Street prostitutes hide when the “poulets” or detectives come round. Joseph Hemard, 1950s.
Those of us who make it our business to show people around Paris are a fairly sociable lot. Rivalry is rare. On the contrary, on meeting a colleague on the street with a group in tow, it’s usual to chat, and drop, of course, a few flattering comments: “you couldn’t ask for anyone better…” etc. And of course we’re equally scornful of the mass-tour operators who occasionally cross our paths, discoursing through a throat mike to ear buds wedged into the heads of twenty or so obviously bored punters.

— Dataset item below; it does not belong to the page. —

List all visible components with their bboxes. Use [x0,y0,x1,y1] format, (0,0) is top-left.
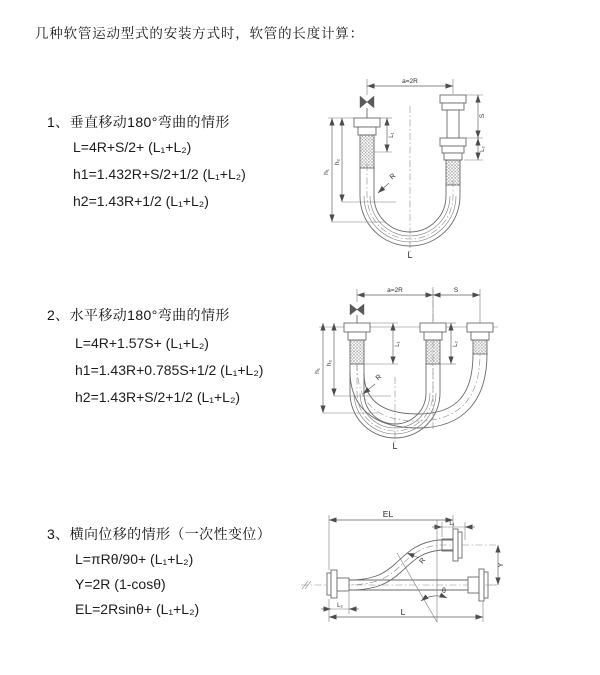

The life of the guide was not always so congenial. In 1926, The Paris That’s Not In the Guide Books warned against “the professional guides who infest the boulevards and offer you obscene postcards. Most of them are thieves and all are potential blackmailers. Their business pays in three ways; what you tip them, what they can steal from you, and the commissions on the money you spend in the places they take you too.” (The author of this book, incidentally, is one Basil Woon. Among his fellow scribes at the time were Wambly Bald and Waverley Root – names that might well drive a sensitive soul to live abroad.)
Paris With the Lid Lifted of 1929 is equally scathing. “Do not go with a so-called ‘guide’,’ it warns. “These ‘guides’ infest the boulevards from the Rue Royale to the Opera. They sneak up to you, want to sell you NAUGHTY postcards, take you to naughty cinemas, to ‘houses’ and ‘exhibitions’. Walk away from them!”
Clients making a selection in a Paris brothel, 1917.
This doesn’t stop the author from recommending a visit to a brothel on you own account. “The ‘ladies’ see no harm in your coming, merely to inspect them. They will parade before you in frankest nudity, and dance with one another in a mirror-walled room, so that of their charms you will miss nothing.” He even approves of the male equivalent. “The gigolo performs an important function in Paris. To keep lovely ladies from being lonely and bored and make their Paris visit all that their hearts desire. Ladies – engage your gigolos, by the dance, day or week.”
Obviously we are not exploiting the full potential of our profession. The government is talking about re-training winemakers to work in other disciplines; maybe they’ll get around to re-educating we guides to function in the 21st century. Dirty postcards…blackmail….hmmm.